Working Class Academics
November 12, 2007
Last week, The Chronicle published a poignant essay by Thomas Benton, a working-class academic who feels, at times, like a “class traitor” in his work at an expensive private college.
The article spurred excellent discussion among Dave, a sociologist; Wes a musician who wrote here and here; and Nathan, another musician, all of whom reflect on their own working class roots and their current work.
The life stories told in the posts and in comments that follow each are well worth a careful read.
Poverty an Hour’s Drive From Campus
November 8, 2007
The Southern Educational Foundation reported last week that over half of all public school students in the region are now living in low income households. Commenting on the report, John Norton, of the Teacher Leadership Network, writes that in the South, “the most important ‘export’ has become factory jobs in textiles, furniture and other manufacturing”.
I’m challenged by how to teach my students about the complexities of making one’s living in this new economy. I struggle to find relevant readings and media to represent the scope of economic change in the past generation.
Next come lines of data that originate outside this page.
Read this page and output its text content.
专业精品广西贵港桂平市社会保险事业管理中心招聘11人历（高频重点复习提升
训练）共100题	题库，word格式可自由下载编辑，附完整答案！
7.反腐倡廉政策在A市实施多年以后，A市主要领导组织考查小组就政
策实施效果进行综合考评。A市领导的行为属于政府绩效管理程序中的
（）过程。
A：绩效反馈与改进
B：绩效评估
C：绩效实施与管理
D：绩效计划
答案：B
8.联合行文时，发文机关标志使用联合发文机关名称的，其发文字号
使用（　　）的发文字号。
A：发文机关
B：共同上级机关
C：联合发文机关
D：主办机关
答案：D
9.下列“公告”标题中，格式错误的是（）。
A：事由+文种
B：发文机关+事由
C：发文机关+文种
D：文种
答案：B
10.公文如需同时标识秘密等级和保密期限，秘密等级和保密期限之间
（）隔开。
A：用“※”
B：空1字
Just last week, I was talking with a colleague about my frustration with the reading materials available for our courses. Many of our students come from families that have been set economically adrift in a single generation. The parents of many of our students worked in manufacturing, in natural resources, in small businesses that couldn’t compete with the now ubiquitous Big Box stores. Many will teach in semi-rural and small town school districts in which privileged children living in new developments built on failed farmland will ( at least until rising property values drive out even moderate income families) attend school alongside the children of the milk truck drivers and convenience store clerks who haven’t seen black ink in the ledger book for the past 5 years and are weeks away from bankruptcy.
And in the rural South, children of parents who were laid off from the mill after decades of back-breaking work attend school with the children of the immigrants working in the poultry plants and in decaying orchards. There is virtually no chance that new family-wage jobs will be available to these kids if they do graduate from high school. The more privileged kids are in private schools down the street.
Yet the readings with which I might teach about critical perspectives on schooling are almost all focused on urban schools.
There are, of course, common challenges in teaching kids without health care or hope, regardless of where they live.
But too few texts in education represent the many faces of childhood poverty. Too few explain that many of the children living on farms, in decaying small towns, in the inner ring suburbs in our classrooms will be simply puzzled by teachers’ promises that doing well in school will shield them from the fate of their parents. Too few texts represent the lives of children who live just beyond the reach of the travel budgets of research grants, whose parents and grandparents thought that they were playing by the rules but now can no longer feed their families.
How do we prepare teachers for work in small towns, in rural areas, in the small cities built around “the mills”, in places in which the residents themselves are still trying to understand what happened to their dreams, where schools may well seem to simply be part of “the system” that betrayed them beyond measure? How do we trouble teachers’ understandings of the place of schooling in these new economic times?